I remember using a black rectangle as a mouse pointer in console based applications - it was literally one character of the console with inverted colors.
look at your right hand right now. how is the mouse oriented? I would be $1000 it's a little to the left, just like your cursor!
My theory. When hovering or clicking on an icon more of the icon is visible with a tilted arrow.
I feel the need to immediately change to an upward pointing cursor to honour Douglas Engelbart.
"When the XEROX PARC machine was built, the cursor changed into a tilted arrow. It was found that, given the low resolution of the screens in those days, drawing a straight line (left edge of arrow) and a line at a 45 degree angle (right edge of arrow) was easier to do and more recognizable than the straight cursor."

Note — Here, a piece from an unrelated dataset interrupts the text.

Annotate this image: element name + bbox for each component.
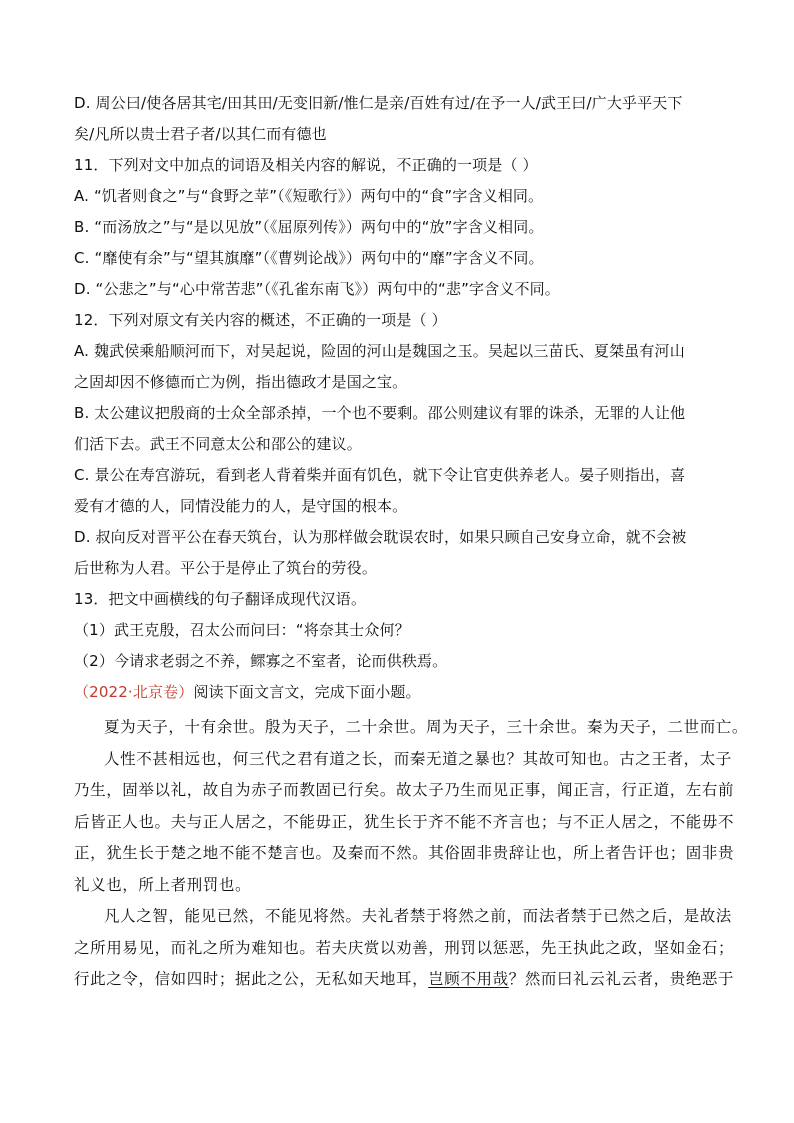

Well there ya go right there. The left side of the arrowhead is a nice clean straight line, and the right side of the arrowhead is as close as possible to 45 degrees, cutting down its "jaggedness".
There's ... a lot of dubious and unsourced or poorly sourced answers there.
(2014)
I suppose it makes more sense for left to right text interfaces?
I love Izhaki's visual explanation.
The "saves a calculation" answer sounds like complete horseshit. Any machine fast enough to update a mouse cursor every time the mouse moves could have afforded two additional subtractions on a click event.
I was just going through my regular Sunday morning routine when I opened hn and realized I'm the second most upvoted answer to this question.
That was 10 years ago.
Is it right? Probably not.
Did I answer instinctively? Yes.
Is it a problem to keep it there? I don't think so, there are plenty of other explanations in the same page.
Am I providing further evidence? No.
Please refer to https://xkcd.com/386/
[flagged]
It's a bit scary to see that one of the highest-voted answers to this question (188 points) is completely wrong. It says that the (0,0) hotspot simplified the calculations for a cursor position update, because you didn't have to add any (X,Y) offset.
https://ux.stackexchange.com/a/52349/43259
The problem with this idea is that the arrow pointer was never the only cursor. On the first Macintosh, there were many others including the text I-beam and a couple of kinds of crosshairs. And you could define any cursor of your own by providing a bitmap and transparency mask and the hotspot position.
You can see some of these cursors in the original Inside Macintosh Volume I and also in previous works from PARC.
https://web.archive.org/web/20230114223619/https://vintageap...
Page 50 of the PDF (page I-38 of the document) shows some sample cursors.
Page 158 of the PDF (page I-146 of the document) has the pixel detail and hotspot locations for several cursors.
Fun fact! The hotspot for the arrow cursor was not (0,0) but was (1,1).
Can anyone explain why? I think I used to know, but it has long since escaped my memory and I would appreciate a refresher.
This page also has the definition of the Cursor structure:
Point is defined on page I-139 and is more or less what you would expect, a pair of vertical and horizontal coordinates.To be clear, the scary part is not that someone came up with the idea that (0,0) saved a few instructions. In fact, the notion came up elsewhere in this HN discussion. It's a perfectly reasonable hypothesis, until you realize that there are many cursor shapes that require different hotspots.
The scary part is that 188 people upvoted this answer!